- Italian film poster
- Directed by: Pasquale Squitieri
- Screenplay by: Pasquale Squitieri Arrigo Petacco
- Story by: Ugo Pirro Arrigo Petacco
- Based on: Il prefetto di ferro by Arrigo Petacco
- Produced by: Gianni Hecht Lucari
- Starring: Giuliano Gemma Claudia Cardinale Stefano Satta Flores Massimo Mollica Rossella Rusconi Rik Battaglia Enzo Fisichella Lina Sastri Francisco Rabal
- Cinematography: Silvano Ippoliti
- Edited by: Ruggero Mastroianni
- Music by: Ennio Morricone
- Production company: Rizzoli Film
- Distributed by: Cineriz
- Release date: 1977;
- Running time: 118 minutes
- Country: Italy
- Language: Italian

= I Am the Law (1977 film) =

I Am the Law (Il prefetto di ferro), also known as The Iron Prefect, is a 1977 Italian drama film directed by Pasquale Squitieri. The film tells the story of Cesare Mori, an Italian prefect that before and during the Fascist period was best known as "the Iron Prefect", and it is based on the biographic book with the same name written by Arrigo Petacco. The film shared with In the Name of the Pope King the 1978 David di Donatello for Best Film.

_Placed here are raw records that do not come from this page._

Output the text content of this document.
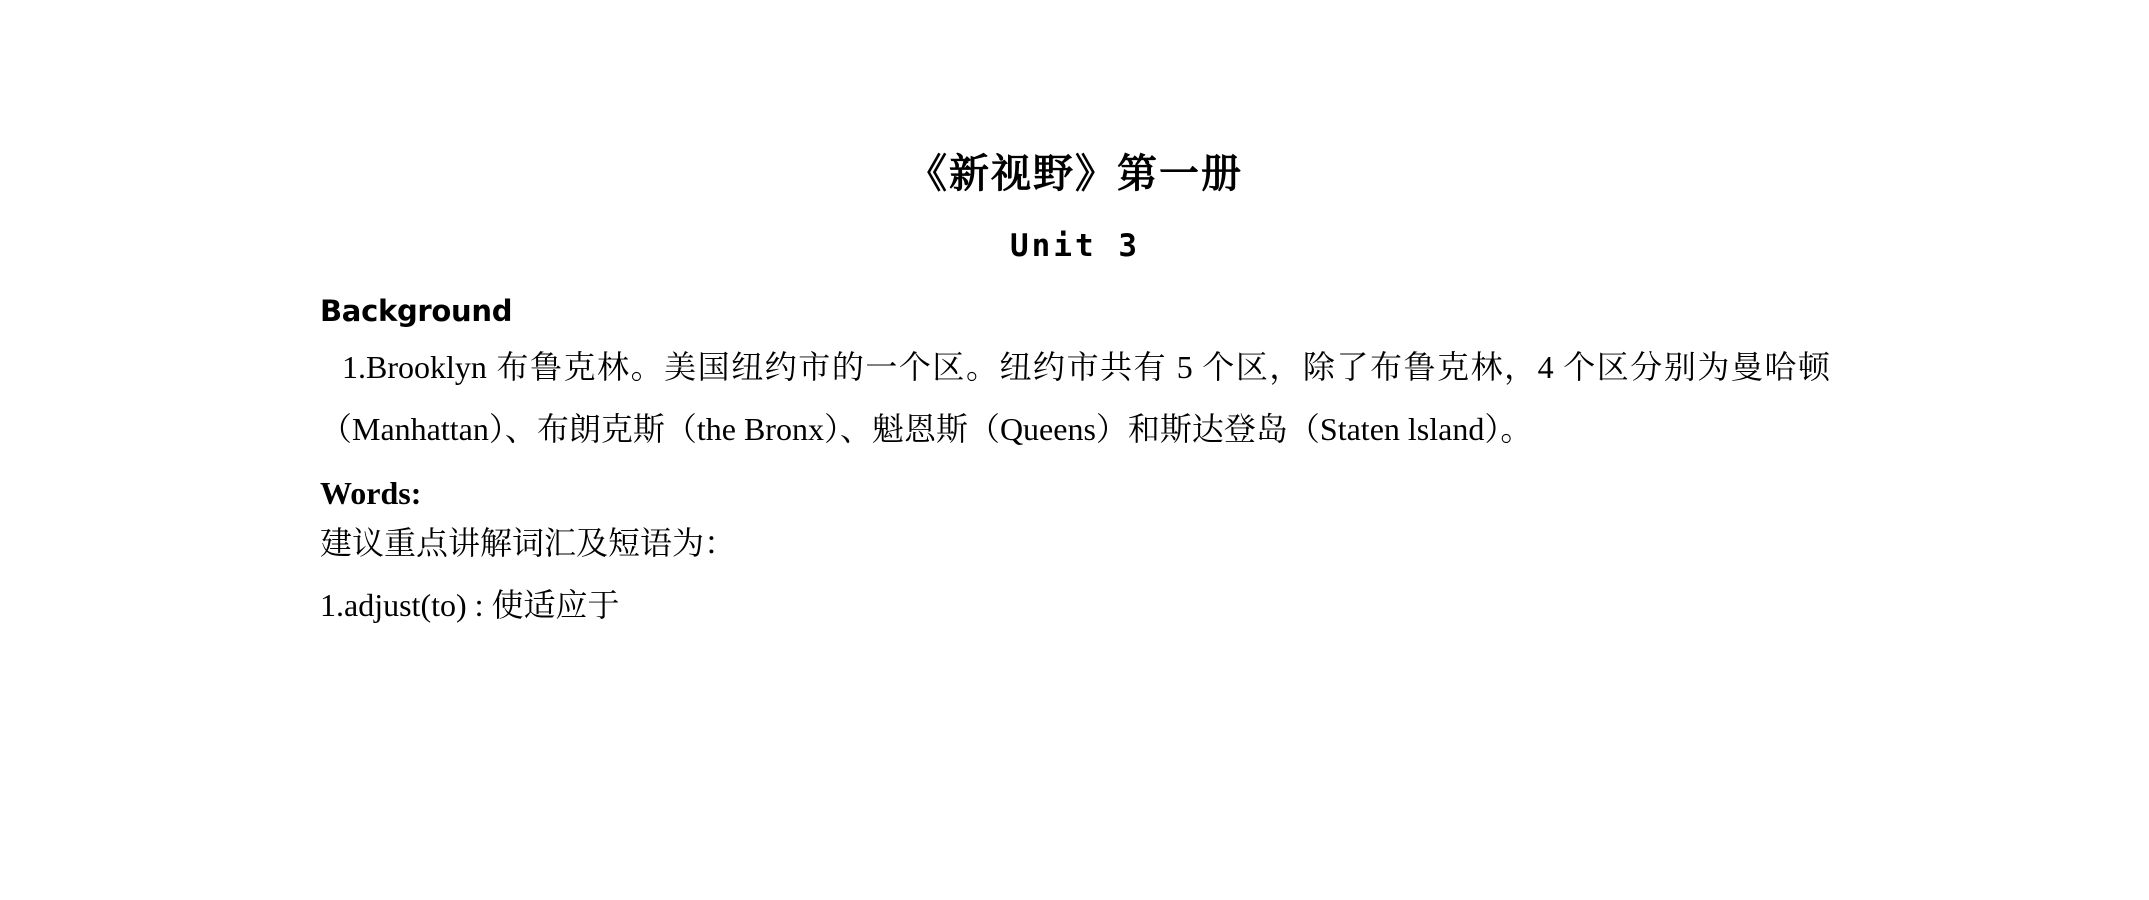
《新视野》第一册
Unit 3
Background
1.Brooklyn 布鲁克林。美国纽约市的一个区。纽约市共有 5 个区，除了布鲁克林，4 个区分别为曼哈顿（Manhattan）、布朗克斯（the Bronx）、魁恩斯（Queens）和斯达登岛（Staten lsland）。
Words:
建议重点讲解词汇及短语为：
1.adjust(to) : 使适应于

The film was well-received but also criticized for subtly downplaying Mori's fascism.

==Plot==
In 1925, Prefect Cesare Mori is sent by Mussolini to Palermo with special powers to fight the Mafia. Mori is not a Fascist, having fought against the ras Arpinati in the early twenties. Aided by police officer Francesco Spanò, he visits the house of mafia boss Antonio Capecelatro, and shoots him dead with a headshot on his balcony. He later organizes the siege of the town of Gangi, which culminates with the arrest and suicide of Don Calogero Albanese, fugitive for more than 40 years. The Prefect continues, undaunted in his work, frightening the Mafiosi who are trying to kill him.

Through the will left by an old man living in the poorhouse, he becomes acquainted with the lawyer Galli, chief hierarch of the Sicilian Fascists and the Minister of the Interior. Mori is appointed as a senator and leaves for Rome.

==Cast==
- Giuliano Gemma: Cesare Mori
- Claudia Cardinale: Anna Torrisi
- Stefano Satta Flores: Spanò
- Francisco Rabal: Albanese the bandit
- Lina Sastri: Woman of Gangi
- Massimo Mollica: Paterno
- Rik Battaglia: Antonio Capecelatro
- Paul Müller
- Vittorio Duse
- Enzo Fiermonte

==Releases==
Wild East released this on a limited edition R0 NTSC DVD under its English title "I Am the Law" alongside The Day of the Owl, under the title "Mafia", in 2010.

The film was released on Blu-ray under the English title The Iron Prefect by UK distributor Radiance in July 2023.